Repeating that yearly amount projects to about $15,614 in two years and roughly $31,228 over a four-year span. These figures assume identical federal borrowing each year and omit private and Parent PLUS loans.

Undergraduate federal borrowingValue
Share using federal loans93%
Average federal loan per year$7,807
Undergraduates with a federal loan223
Total federal loans (one year)$1,740,937

How Much Students Borrow at South Coast College

The median student at South Coast College borrows $17,346 in federal student loans.

Borrower groupMedian federal debt
All federal borrowers$17,346
Students who completed (graduates)$20,938
Students who withdrew$16,401

The figure for students who withdrew is worth watching: debt without a completed credential is the hardest to repay.

How Debt Is Distributed Across Students

The median hides the spread, so the percentiles below show cumulative federal debt at four points in the distribution for South Coast College.

PercentileCumulative Federal Debt
10th percentile (lowest-debt students)$3,500
25th percentile$5,707
75th percentile$34,835
90th percentile (highest-debt students)$51,311

The gap between the 10th and 90th percentile is the clearest single measure of how widely borrowing varies at South Coast College.

Total Borrowing Including PLUS Loans at South Coast College

PLUS loans — taken out by parents or graduate students — add to the total cost of attendance financed by debt at South Coast College.

GroupBorrowersMedian debt incl. PLUS
All borrowers19$10,107

What It Costs to Repay at South Coast College

Repayment burden translates the debt figures into what a borrower actually pays each month. South Coast College.

Student Loan Default Rates at South Coast College

A loan default — failing to keep up with federal student-loan payments — is one of the worst financial outcomes a borrower can face. The official Department of Education two-year default rate for South Coast College is shown below.

MetricValue
2-year cohort default rate10.2%
Borrowers in the cohort204

The cohort default rate tracks borrowers who entered repayment in a given year and defaulted within the two-year measurement window.

How Borrowing Varies by Student Group at South Coast College

Borrowing varies by family income, by first-generation status, and by dependency status.

Borrowing by Income Tier

Income tierMedian federal debt
Low income$16,703

First-Gen vs Continuing-Gen Borrowing

CohortMedian federal debt
First-generation students$16,625
Continuing-generation students$36,649

Dependency-Status Comparison

CohortMedian federal debt
Dependent students$17,704
Independent students$17,062

Debt Equity Indicators at South Coast College

Federal data publishes the following gap measures for South Coast College.

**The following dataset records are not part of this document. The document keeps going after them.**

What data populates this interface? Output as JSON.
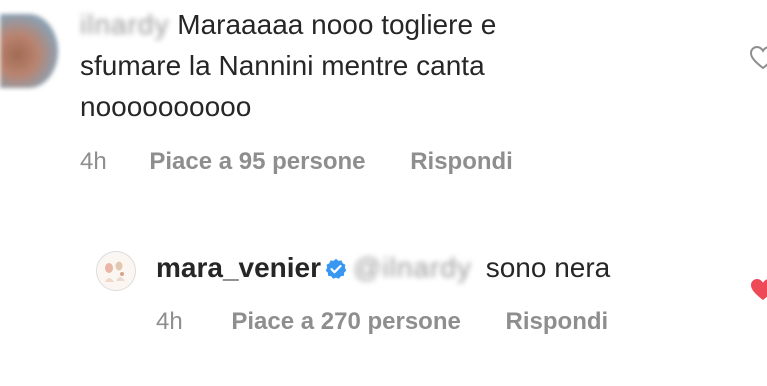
{
  "comments": [
    {
      "username": "ilnardy",
      "text_line1": "Maraaaaa nooo togliere e",
      "text_line2": "sfumare la Nannini mentre canta",
      "text_line3": "noooooooooo",
      "time": "4h",
      "likes": "Piace a 95 persone",
      "reply": "Rispondi"
    },
    {
      "username": "mara_venier",
      "verified": true,
      "mention": "@ilnardy",
      "text": "sono nera",
      "time": "4h",
      "likes": "Piace a 270 persone",
      "reply": "Rispondi"
    }
  ],
  "icons": {
    "heart_outline": "heart-outline-icon",
    "heart_filled": "heart-filled-icon",
    "verified": "verified-badge-icon"
  },
  "colors": {
    "text": "#262626",
    "meta": "#8e8e8e",
    "verified_blue": "#3897f0",
    "heart_red": "#ed4956"
  }
}
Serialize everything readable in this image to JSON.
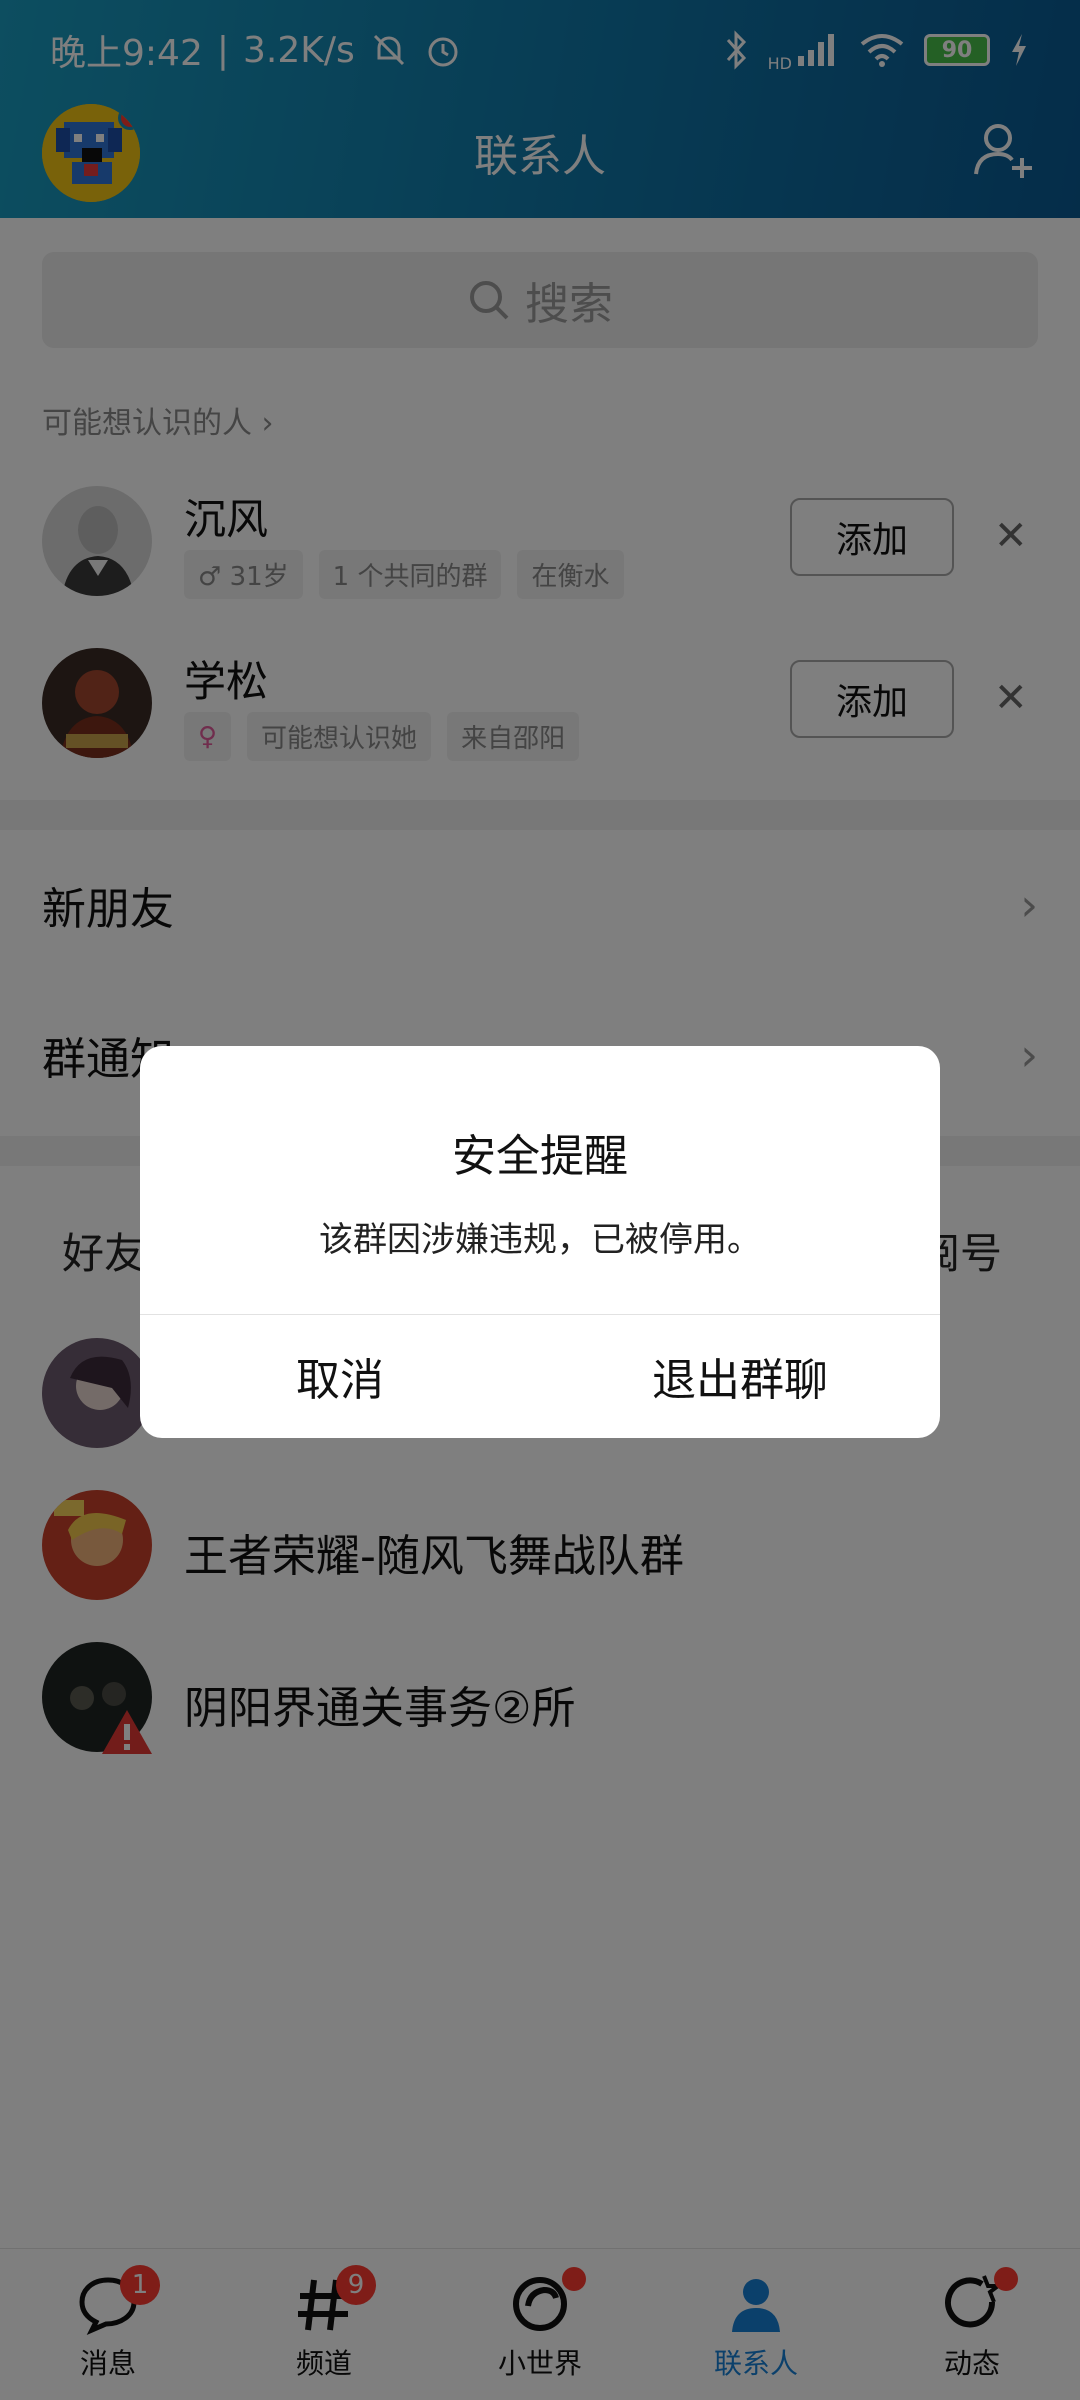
{
  "status_bar": {
    "time": "晚上9:42",
    "separator": "|",
    "net_speed": "3.2K/s",
    "battery": "90",
    "signal_label": "HD"
  },
  "header": {
    "title": "联系人"
  },
  "search": {
    "placeholder": "搜索"
  },
  "suggest": {
    "heading": "可能想认识的人",
    "people": [
      {
        "name": "沉风",
        "tags": [
          "♂ 31岁",
          "1 个共同的群",
          "在衡水"
        ],
        "button": "添加"
      },
      {
        "name": "学松",
        "tags": [
          "♀",
          "可能想认识她",
          "来自邵阳"
        ],
        "button": "添加"
      }
    ]
  },
  "rows": {
    "new_friends": "新朋友",
    "group_notice": "群通知"
  },
  "tabs": {
    "friends": "好友",
    "right_partial": "阅号"
  },
  "groups": [
    {
      "name": ""
    },
    {
      "name": "王者荣耀-随风飞舞战队群"
    },
    {
      "name": "阴阳界通关事务②所"
    }
  ],
  "bottom_nav": [
    {
      "label": "消息",
      "badge": "1"
    },
    {
      "label": "频道",
      "badge": "9"
    },
    {
      "label": "小世界",
      "badge": ""
    },
    {
      "label": "联系人",
      "badge": ""
    },
    {
      "label": "动态",
      "badge": ""
    }
  ],
  "dialog": {
    "title": "安全提醒",
    "message": "该群因涉嫌违规，已被停用。",
    "cancel": "取消",
    "confirm": "退出群聊"
  },
  "colors": {
    "header_start": "#1a9cc0",
    "header_end": "#0a5a93",
    "active_nav": "#1680d6",
    "badge": "#ff3b30"
  }
}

Understanding Student Loans

Subsidized and Unsubsidized Loans

Unsubsidized federal student loans accrue interest every month — even while you are still enrolled. Unless you pay that interest as it builds, the balance you owe at graduation can be noticeably higher than the amount you originally borrowed.

Did You Know?

Unlike most other debt, federal student loans generally survive bankruptcy — and unpaid balances can lead to wage garnishment — so borrow only what you truly need.

References

More about our data sources and methodologies.